A One Health approach to vaccine development has several strengths. In fact, the majority of major human vaccine manufacturers owe their strength to having both human and veterinary vaccine capacity (Pfizer, before spinning out Zoetis; Sanofi and Merial, Bayer, Eli Lilly, Novartis). Furthermore, emerging economies such as India and China have been building their vaccine industries by capitalising on knowledge from the two sectors. It is quicker and cheaper to assess new vaccine technologies, adjuvants, toxicity and immunogenicity in animals before employing the technologies for the manufacture of human products.
One good example is the Indian biopharmaceutical organisation Indian Immunological. Its animal vaccine facility is also in a parastatal established by the Indian National Dairy Development Board and corporatised the same year (1999) as South Africa’s only veterinary vaccine manufacturer, Onderstepoort Biological Products. By leveraging these facilities and expertise, they established a very successful human vaccine capacity. Their rabies vaccine, which was initially veterinary, was subsequently developed into a human vaccine. They now produce a larger range of human vaccines, generating significantly more revenue than the animal vaccine unit – and are even working on a Covid-19 vaccine. The human vaccine unit has been established at a regulated distance from the animal vaccine facility, but on the same large property owned by the company. The research and development unit and other services are shared, with the agreement of regulatory authorities, which is the case in other parts of the world.
South Africa has excellent capacity and facilities for advanced research on and laboratory-scale production of reagents and candidate vaccines. These include university- and parastatal institute-based research groups and their labs, and technology for live viral vectors, sub-unit protein production, and laboratory animal testing. What it lacks are large animal facilities for testing veterinary vaccines, and pilot-scale current Good Manufacturing Practice-compliant manufacturing facilities, and one or more facilities capable of producing human vaccines in the country.

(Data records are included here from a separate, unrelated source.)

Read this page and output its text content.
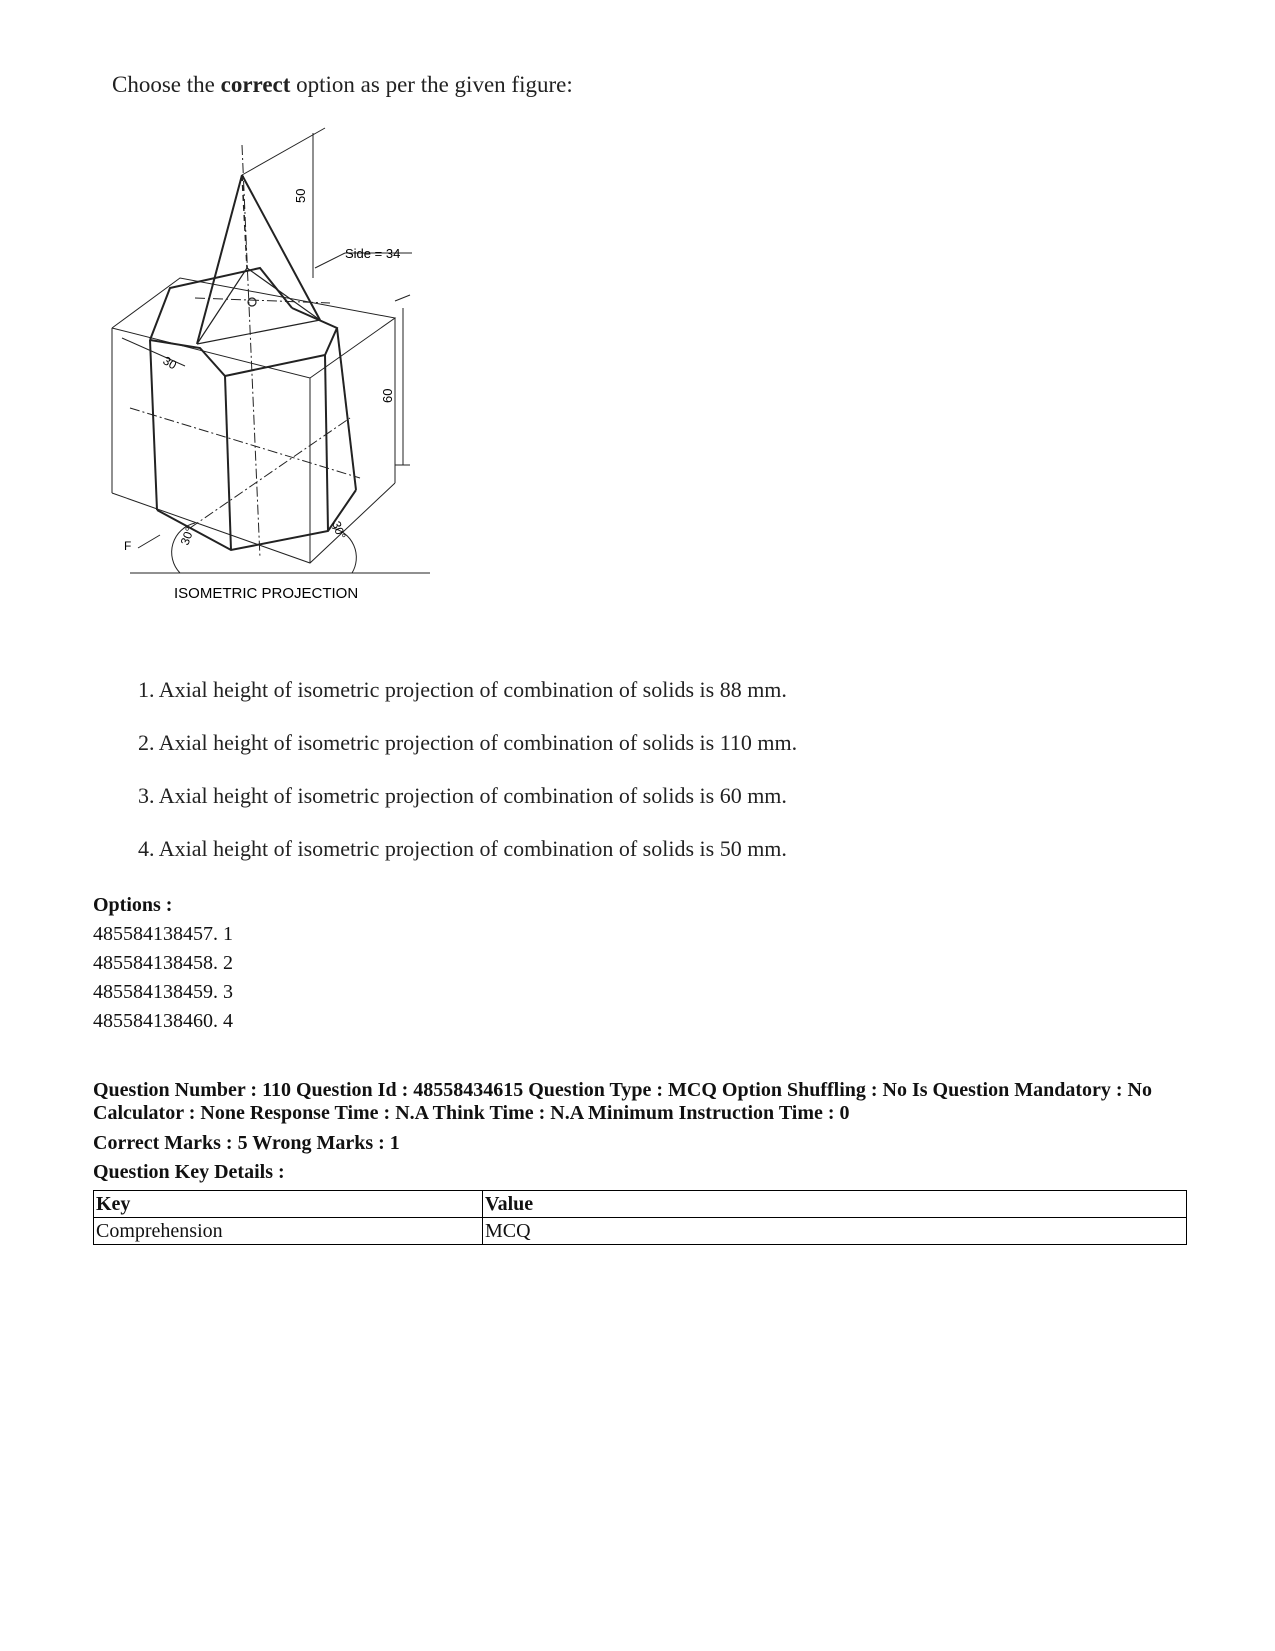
Choose the correct option as per the given figure:
50
Side = 34
60
30
30°	30°
O
F
ISOMETRIC PROJECTION
1. Axial height of isometric projection of combination of solids is 88 mm.
2. Axial height of isometric projection of combination of solids is 110 mm.
3. Axial height of isometric projection of combination of solids is 60 mm.
4. Axial height of isometric projection of combination of solids is 50 mm.
Options :
485584138457. 1
485584138458. 2
485584138459. 3
485584138460. 4
Question Number : 110 Question Id : 48558434615 Question Type : MCQ Option Shuffling : No Is Question Mandatory : No Calculator : None Response Time : N.A Think Time : N.A Minimum Instruction Time : 0
Correct Marks : 5 Wrong Marks : 1
Question Key Details :
Key	Value
Comprehension	MCQ
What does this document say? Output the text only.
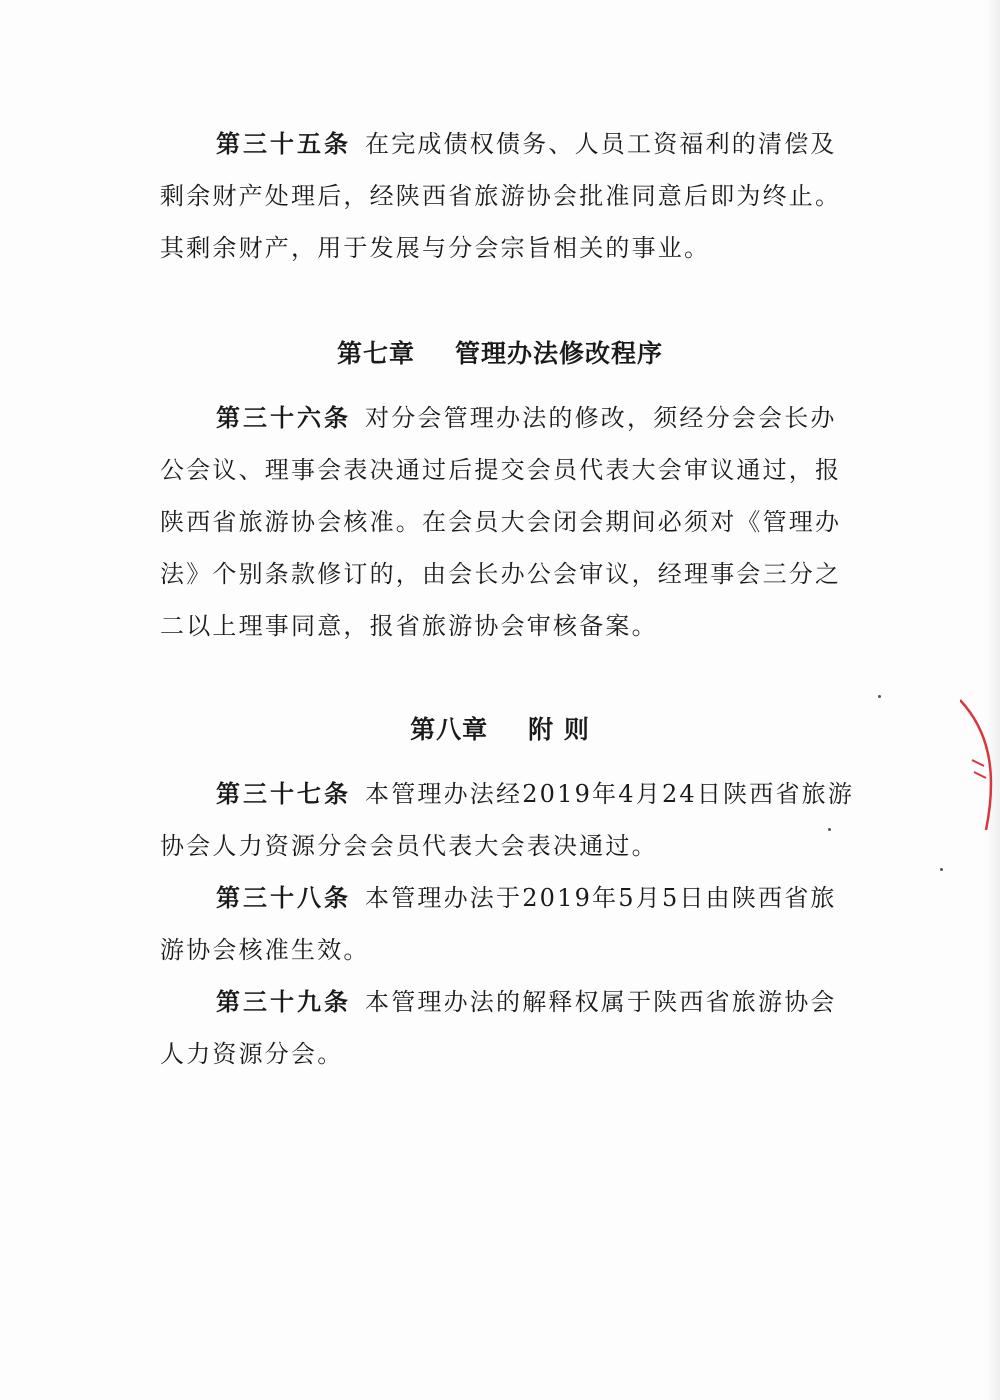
第三十五条 在完成债权债务、人员工资福利的清偿及剩余财产处理后，经陕西省旅游协会批准同意后即为终止。其剩余财产，用于发展与分会宗旨相关的事业。

第七章 管理办法修改程序

第三十六条 对分会管理办法的修改，须经分会会长办公会议、理事会表决通过后提交会员代表大会审议通过，报陕西省旅游协会核准。在会员大会闭会期间必须对《管理办法》个别条款修订的，由会长办公会审议，经理事会三分之二以上理事同意，报省旅游协会审核备案。

第八章 附 则

第三十七条 本管理办法经2019年4月24日陕西省旅游协会人力资源分会会员代表大会表决通过。

第三十八条 本管理办法于2019年5月5日由陕西省旅游协会核准生效。

第三十九条 本管理办法的解释权属于陕西省旅游协会人力资源分会。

Given the need for next-generation animal vaccines for Africa combined with vaccine preparedness for the next pandemic, building One Health vaccine capacity makes sense, and will be to the advantage of health and food security in Africa. And we need to establish this capacity now, before “virus Y” comes along.
Ed Rybicki is with the Biopharming Research Unit, Department of Molecular and Cell Biology as well as the Institute of Infectious Disease and Molecular Medicine, University of Cape Town. Baptiste Dungu is with Onderstepoort Biological Products in Pretoria. Anna-Lise Williamson is with the Institute of Infectious Disease and Molecular Medicine, Faculty of Health Sciences, UCT.